Víctor Ugaz Bermejo
refugio felino
Deja enfriar ese café, de momento
siente al aroma presenciar,
atestiguar este sentimiento.
Esta declaración única de amar.
Sin temor debo confesarte
que nunca te he querido.
Y con toda seguridad, nunca voy a quererte,
por que solamente te he amado.
Como ama el mar al faro encallado
que besa en su vaivén la roca,
cómplice de un amor callado
la luna, que guarda el secreto en su boca.
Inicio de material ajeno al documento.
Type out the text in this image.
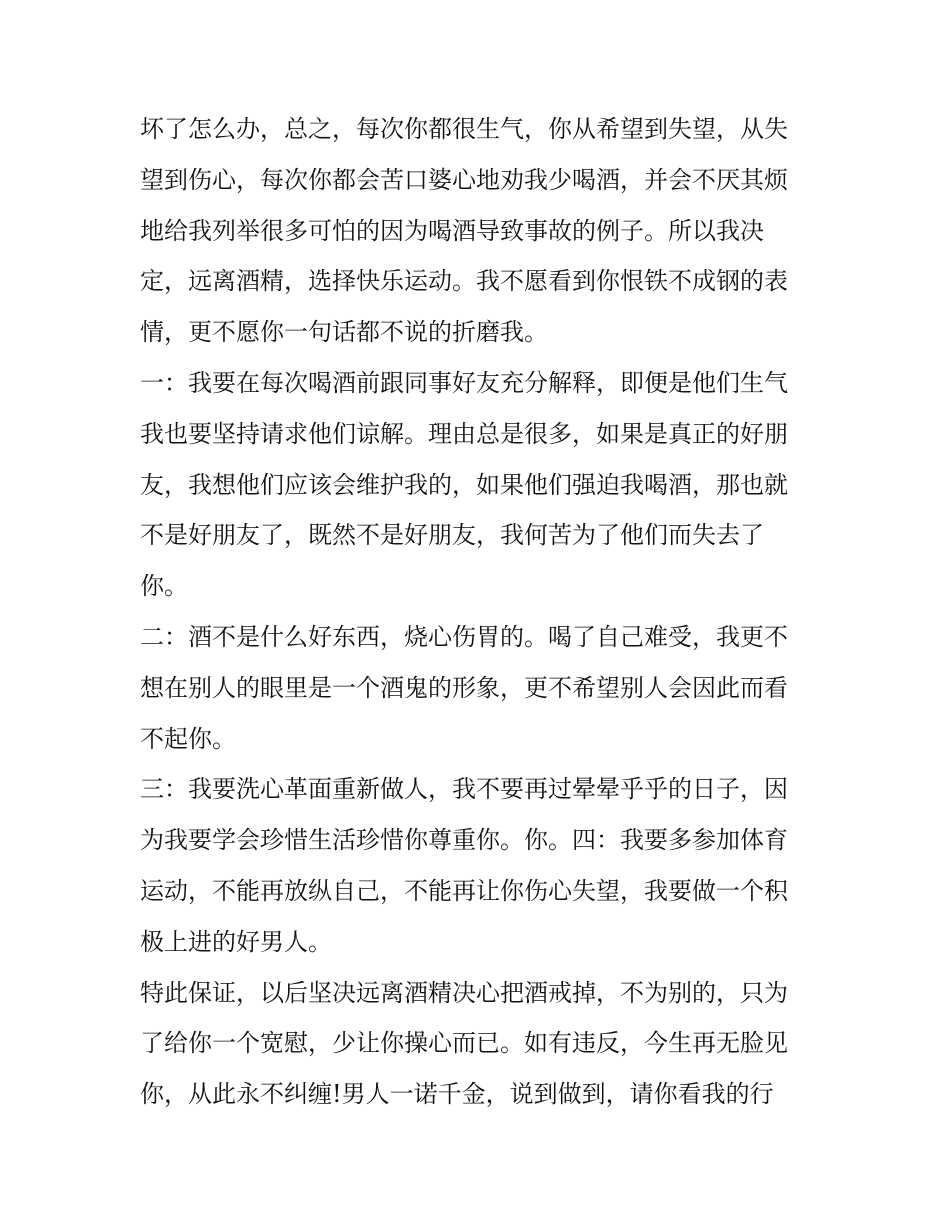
坏了怎么办，总之，每次你都很生气，你从希望到失望，从失
望到伤心，每次你都会苦口婆心地劝我少喝酒，并会不厌其烦
地给我列举很多可怕的因为喝酒导致事故的例子。所以我决
定，远离酒精，选择快乐运动。我不愿看到你恨铁不成钢的表
情，更不愿你一句话都不说的折磨我。
一：我要在每次喝酒前跟同事好友充分解释，即便是他们生气
我也要坚持请求他们谅解。理由总是很多，如果是真正的好朋
友，我想他们应该会维护我的，如果他们强迫我喝酒，那也就
不是好朋友了，既然不是好朋友，我何苦为了他们而失去了
你。
二：酒不是什么好东西，烧心伤胃的。喝了自己难受，我更不
想在别人的眼里是一个酒鬼的形象，更不希望别人会因此而看
不起你。
三：我要洗心革面重新做人，我不要再过晕晕乎乎的日子，因
为我要学会珍惜生活珍惜你尊重你。你。四：我要多参加体育
运动，不能再放纵自己，不能再让你伤心失望，我要做一个积
极上进的好男人。
特此保证，以后坚决远离酒精决心把酒戒掉，不为别的，只为
了给你一个宽慰，少让你操心而已。如有违反，今生再无脸见
你，从此永不纠缠!男人一诺千金，说到做到，请你看我的行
Empiezan siendo suspiros, atrapados
frutos de una boca que implora el regreso,
es la promesa de los enamorados.
Cuando los silencios anuncian al beso.
Te imagino recostada, soñando
tus cabellos derramados en mi memoria,
hebras azabaches hechas gloria
si van sueltos, me llevas atado.
Mi pecho aprendió a hacer eco de tu latido
tu corazón se tiñe de mi sangre púrpura,
mis manos se enredan en tus cabellos sin olvido
pero si te retrasas, mi alma hallarte procura.
A veces callarme prefiero
ante este amor desmesurado,
por todo el tiempo que te he amado.
Y nunca haber dicho te quiero.
Pero llegará el momento en que te lo diré
y te amaré como al último minuto de una espera,
cuando el silencio se rompa con tus palabras
y los espacios se llenen con tu llegada.
Entonces será el día en que sabrás cuanto te amo.